September 20th, 2013 by Charles Xie
The National Science Foundation has awarded us $1.5 million to advance big data research on engineering design. In collaboration with Professors ┼×enay Purzer and Robin Adams at Purdue University, we will conduct a large-scale study involving over 3,000 students in Indiana and Massachusetts in the next five years.

This research will be based on our Energy3D CAD software that can automatically collect large process data behind the scenes while students are working on their designs. Fine-grained CAD logs possess all four characteristics of big data defined by IBM:
  1. High volume: Students can generate a large amount of process data in a complex open-ended engineering design project that involves many building blocks and variables; 
  2. High velocity: The data can be collected, processed, and visualized in real time to provide students and teachers with rapid feedback; 
  3. High variety: The data encompass any type of information provided by a rich CAD system such as all learner actions, events, components, properties, parameters, simulation data, and analysis results; 
  4. High veracity: The data must be accurate and comprehensive to ensure fair and trustworthy assessments of student performance.
These big data provide a powerful "microscope" that can reveal direct, measurable evidence of learning with extremely high resolution and at a statistically significant scale. Automation will make this research approach highly cost-effective and scalable. Automatic process analytics will also pave the road for building adaptive and predictive software systems for teaching and learning engineering design. Such systems, if successful, could become useful assistants to K-12 science teachers.

Why is big data needed in educational research and assessment? Because we all want students to learn more deeply and deep learning generates big data.

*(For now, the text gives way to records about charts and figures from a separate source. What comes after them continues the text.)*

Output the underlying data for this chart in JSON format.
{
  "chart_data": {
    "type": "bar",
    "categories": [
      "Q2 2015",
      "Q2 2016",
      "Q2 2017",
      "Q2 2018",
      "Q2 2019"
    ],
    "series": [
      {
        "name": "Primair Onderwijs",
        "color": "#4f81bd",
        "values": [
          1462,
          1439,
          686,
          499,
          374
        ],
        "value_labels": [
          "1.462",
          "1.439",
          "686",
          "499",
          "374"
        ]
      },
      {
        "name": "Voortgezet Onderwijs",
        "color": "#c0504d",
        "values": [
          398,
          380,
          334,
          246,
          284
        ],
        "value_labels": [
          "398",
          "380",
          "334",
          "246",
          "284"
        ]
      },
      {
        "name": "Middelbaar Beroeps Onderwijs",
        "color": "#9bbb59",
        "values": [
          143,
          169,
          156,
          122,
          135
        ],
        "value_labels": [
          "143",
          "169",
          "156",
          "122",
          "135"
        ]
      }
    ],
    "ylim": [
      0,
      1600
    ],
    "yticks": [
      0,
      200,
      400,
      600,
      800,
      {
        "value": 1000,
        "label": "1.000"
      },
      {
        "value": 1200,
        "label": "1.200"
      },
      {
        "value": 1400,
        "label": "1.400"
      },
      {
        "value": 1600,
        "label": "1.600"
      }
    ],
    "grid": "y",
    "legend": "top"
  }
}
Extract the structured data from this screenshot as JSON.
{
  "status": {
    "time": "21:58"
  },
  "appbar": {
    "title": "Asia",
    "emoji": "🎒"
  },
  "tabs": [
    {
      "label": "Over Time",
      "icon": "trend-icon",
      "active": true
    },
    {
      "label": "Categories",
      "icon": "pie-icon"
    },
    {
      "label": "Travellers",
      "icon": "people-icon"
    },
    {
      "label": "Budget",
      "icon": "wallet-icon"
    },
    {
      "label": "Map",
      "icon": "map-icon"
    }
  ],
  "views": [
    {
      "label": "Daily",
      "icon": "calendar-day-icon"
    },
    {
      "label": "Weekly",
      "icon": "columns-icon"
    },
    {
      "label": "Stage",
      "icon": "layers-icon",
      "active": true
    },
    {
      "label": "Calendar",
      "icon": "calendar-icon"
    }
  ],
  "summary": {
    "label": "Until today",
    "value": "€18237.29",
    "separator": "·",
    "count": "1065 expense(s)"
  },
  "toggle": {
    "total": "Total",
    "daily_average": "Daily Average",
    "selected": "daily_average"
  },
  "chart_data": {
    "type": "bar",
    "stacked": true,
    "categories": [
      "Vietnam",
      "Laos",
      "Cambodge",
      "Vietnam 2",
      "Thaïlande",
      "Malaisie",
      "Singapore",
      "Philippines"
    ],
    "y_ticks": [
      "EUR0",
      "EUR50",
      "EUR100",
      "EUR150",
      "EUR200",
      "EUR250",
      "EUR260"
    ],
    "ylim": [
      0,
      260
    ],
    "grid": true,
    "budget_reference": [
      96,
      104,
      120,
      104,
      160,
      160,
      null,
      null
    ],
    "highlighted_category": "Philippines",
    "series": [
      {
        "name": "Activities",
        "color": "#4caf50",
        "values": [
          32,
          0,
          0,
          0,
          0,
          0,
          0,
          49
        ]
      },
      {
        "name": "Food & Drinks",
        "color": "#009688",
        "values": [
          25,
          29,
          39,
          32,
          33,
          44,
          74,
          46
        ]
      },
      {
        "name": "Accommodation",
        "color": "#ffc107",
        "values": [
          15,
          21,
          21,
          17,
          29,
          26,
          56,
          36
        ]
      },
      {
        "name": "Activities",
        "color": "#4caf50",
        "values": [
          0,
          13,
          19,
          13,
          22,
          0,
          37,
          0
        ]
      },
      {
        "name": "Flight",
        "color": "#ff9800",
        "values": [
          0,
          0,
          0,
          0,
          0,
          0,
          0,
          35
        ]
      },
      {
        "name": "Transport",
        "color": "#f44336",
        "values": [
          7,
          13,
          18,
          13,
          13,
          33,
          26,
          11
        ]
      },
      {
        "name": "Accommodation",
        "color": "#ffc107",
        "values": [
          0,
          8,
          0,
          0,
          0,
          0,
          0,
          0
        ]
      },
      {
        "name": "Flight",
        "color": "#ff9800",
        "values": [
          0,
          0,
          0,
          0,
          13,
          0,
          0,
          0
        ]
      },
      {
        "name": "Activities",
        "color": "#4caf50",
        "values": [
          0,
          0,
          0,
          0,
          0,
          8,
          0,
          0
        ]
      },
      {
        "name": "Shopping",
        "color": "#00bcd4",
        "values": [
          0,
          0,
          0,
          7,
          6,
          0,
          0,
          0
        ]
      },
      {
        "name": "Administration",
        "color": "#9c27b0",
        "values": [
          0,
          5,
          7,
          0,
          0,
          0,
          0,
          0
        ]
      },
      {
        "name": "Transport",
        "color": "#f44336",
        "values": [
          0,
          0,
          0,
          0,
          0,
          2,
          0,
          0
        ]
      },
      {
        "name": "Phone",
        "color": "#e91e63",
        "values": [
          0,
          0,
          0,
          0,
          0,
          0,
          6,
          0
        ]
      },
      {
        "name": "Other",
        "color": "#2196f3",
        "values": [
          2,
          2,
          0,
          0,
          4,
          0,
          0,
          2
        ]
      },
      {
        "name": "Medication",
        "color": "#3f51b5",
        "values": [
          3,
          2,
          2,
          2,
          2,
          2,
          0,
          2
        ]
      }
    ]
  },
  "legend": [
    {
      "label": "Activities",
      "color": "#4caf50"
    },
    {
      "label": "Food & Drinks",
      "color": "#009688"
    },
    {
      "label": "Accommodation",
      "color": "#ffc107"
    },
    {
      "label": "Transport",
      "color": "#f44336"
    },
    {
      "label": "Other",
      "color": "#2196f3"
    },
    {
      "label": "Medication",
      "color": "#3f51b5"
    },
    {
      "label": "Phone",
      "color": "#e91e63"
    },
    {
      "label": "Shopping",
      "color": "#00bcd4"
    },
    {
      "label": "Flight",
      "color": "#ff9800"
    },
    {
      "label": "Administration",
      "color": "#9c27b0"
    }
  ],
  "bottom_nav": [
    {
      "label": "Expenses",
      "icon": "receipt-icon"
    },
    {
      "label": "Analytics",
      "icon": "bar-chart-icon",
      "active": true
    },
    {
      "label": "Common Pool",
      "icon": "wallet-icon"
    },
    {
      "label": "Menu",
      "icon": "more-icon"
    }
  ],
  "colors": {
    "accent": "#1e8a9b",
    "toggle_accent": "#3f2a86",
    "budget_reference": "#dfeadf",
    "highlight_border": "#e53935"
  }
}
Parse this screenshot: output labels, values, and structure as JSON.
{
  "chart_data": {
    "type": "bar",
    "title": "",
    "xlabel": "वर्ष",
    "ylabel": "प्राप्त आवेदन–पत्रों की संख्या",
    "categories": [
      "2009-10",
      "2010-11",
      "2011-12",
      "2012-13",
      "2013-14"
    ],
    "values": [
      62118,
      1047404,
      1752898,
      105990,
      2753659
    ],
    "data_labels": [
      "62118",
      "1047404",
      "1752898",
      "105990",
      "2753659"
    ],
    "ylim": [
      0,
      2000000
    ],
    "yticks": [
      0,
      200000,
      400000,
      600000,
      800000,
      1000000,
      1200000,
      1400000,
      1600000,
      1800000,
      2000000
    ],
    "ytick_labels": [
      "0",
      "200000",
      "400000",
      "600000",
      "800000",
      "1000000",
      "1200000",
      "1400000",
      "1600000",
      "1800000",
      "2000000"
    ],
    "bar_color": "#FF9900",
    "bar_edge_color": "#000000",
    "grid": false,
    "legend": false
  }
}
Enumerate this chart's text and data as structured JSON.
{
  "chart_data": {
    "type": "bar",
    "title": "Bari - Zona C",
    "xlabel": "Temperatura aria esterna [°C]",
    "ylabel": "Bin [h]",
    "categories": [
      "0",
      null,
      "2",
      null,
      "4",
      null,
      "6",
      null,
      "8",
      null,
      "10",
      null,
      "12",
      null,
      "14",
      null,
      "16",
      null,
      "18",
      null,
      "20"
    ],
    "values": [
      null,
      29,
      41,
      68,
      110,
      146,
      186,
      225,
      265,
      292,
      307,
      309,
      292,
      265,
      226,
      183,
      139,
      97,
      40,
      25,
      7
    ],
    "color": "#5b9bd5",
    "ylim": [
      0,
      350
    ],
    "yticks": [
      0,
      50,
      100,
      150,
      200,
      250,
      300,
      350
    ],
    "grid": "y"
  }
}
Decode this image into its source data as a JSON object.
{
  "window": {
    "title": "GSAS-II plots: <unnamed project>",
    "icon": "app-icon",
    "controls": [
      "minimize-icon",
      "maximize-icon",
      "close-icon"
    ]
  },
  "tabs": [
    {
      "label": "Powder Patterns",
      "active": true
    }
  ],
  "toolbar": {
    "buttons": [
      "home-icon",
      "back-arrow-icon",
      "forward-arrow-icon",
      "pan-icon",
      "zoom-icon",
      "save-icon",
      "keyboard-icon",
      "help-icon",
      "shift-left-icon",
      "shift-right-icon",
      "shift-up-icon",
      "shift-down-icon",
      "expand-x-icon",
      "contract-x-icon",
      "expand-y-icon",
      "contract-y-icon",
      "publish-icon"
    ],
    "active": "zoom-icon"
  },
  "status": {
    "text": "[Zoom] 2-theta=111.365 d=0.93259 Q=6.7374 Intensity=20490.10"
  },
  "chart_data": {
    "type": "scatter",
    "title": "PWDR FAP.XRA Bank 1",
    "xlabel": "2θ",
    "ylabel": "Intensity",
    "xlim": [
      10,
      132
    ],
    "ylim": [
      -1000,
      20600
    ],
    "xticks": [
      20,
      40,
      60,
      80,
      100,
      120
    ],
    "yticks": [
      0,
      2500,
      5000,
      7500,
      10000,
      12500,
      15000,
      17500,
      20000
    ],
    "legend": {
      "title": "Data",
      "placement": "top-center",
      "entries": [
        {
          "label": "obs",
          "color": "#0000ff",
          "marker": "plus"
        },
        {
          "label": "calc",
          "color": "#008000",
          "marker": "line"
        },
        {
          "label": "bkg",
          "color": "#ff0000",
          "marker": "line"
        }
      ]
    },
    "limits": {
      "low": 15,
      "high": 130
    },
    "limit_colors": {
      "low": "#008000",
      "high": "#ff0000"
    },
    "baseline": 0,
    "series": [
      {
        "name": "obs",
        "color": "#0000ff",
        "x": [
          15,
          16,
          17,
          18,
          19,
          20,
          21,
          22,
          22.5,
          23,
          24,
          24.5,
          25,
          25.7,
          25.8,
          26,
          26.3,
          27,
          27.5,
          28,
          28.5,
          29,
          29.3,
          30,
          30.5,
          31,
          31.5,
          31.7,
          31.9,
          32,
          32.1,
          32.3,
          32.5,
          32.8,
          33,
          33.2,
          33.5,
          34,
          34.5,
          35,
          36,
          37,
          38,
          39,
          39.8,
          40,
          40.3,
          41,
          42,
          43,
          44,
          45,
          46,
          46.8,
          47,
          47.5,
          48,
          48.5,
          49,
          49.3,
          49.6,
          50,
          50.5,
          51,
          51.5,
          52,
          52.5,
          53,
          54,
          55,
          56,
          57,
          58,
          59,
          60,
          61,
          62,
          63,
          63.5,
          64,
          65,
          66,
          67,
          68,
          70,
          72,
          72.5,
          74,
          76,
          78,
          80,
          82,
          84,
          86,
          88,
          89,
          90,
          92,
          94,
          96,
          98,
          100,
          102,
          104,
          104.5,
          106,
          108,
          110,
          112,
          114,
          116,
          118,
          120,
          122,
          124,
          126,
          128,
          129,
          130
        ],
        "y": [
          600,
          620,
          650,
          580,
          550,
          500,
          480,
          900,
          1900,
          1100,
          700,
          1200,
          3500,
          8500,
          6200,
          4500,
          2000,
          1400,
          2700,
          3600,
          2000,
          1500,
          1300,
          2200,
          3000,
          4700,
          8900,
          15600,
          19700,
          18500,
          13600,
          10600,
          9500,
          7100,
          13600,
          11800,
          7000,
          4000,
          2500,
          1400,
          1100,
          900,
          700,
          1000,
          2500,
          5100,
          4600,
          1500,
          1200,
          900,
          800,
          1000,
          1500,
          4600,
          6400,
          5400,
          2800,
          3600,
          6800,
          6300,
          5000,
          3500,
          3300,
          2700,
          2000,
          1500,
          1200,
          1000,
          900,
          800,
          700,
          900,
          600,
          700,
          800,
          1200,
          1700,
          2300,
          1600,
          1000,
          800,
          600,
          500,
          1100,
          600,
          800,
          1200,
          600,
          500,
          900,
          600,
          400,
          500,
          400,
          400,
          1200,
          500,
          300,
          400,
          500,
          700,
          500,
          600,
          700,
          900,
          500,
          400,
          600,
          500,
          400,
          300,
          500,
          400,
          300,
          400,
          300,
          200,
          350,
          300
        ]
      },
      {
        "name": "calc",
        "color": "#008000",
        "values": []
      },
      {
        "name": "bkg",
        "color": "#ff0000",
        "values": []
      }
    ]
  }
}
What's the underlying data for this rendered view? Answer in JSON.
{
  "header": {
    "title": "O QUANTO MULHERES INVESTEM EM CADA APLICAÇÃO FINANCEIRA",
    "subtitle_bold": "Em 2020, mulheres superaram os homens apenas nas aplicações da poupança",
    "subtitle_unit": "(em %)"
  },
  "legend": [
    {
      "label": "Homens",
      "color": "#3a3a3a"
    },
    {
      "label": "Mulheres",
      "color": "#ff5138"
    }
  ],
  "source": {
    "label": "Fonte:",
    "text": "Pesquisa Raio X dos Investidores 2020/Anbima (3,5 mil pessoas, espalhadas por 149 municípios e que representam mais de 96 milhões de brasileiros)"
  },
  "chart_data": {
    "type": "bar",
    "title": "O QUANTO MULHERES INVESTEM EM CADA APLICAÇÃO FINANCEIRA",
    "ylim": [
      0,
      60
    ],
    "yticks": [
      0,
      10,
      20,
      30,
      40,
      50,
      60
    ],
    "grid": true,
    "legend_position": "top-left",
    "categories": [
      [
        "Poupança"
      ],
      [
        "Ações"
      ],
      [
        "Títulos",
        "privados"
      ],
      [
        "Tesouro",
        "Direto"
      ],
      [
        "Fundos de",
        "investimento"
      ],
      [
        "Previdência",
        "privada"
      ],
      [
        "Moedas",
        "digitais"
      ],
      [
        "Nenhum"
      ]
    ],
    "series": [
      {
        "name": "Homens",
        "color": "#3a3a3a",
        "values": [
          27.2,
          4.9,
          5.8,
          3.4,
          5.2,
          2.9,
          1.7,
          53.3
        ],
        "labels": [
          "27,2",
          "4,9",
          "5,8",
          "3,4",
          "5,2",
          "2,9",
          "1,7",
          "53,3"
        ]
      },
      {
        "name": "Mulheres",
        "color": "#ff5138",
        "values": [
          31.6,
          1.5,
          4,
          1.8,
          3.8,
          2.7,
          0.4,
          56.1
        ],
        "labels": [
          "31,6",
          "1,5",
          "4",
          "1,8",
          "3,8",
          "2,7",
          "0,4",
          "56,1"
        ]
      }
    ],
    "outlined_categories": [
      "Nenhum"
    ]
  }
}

In the context of K-12 science education, engineering design is a complex cognitive process in which students learn and apply science concepts to solve open-ended problems with constraints to meet specified criteria. The complexity, open-endedness, and length of an engineering design process often create a large quantity of learner data that makes learning difficult to discern using traditional assessment methods. Engineering design assessment thus requires big data analytics that can track and analyze student learning trajectories over a significant period of time.
Deep learning generates big data.

This differs from research that does not require sophisticated computation to understand the data. For example, in typical pre/post-tests using multiple-choice assessment, the selection data of individual students are directly used as performance indices -- there is basically no depth in these self-evident data. I call this kind of data usage "data picking" -- analyzing them is just like picking up apples already fallen to the ground (as opposed to data mining that requires some computational efforts).

Process data, on the other hand, contain a lot of details that may be opaque to researchers at first glance. In the raw form, they often appear to be stochastic. But any seasoned teacher can tell you that they are able to judge learning by carefully watching how students solve problems. So here is the challenge: How can computer-based assessment accomplish what experienced teachers (human intelligence plus disciplinary knowledge plus some patience) can do based on observation data? This is the thesis of computational process analytics, an emerging subject that we are spearheading to transform educational research and assessment using computation. Thanks to NSF, we are now able to advance this subject.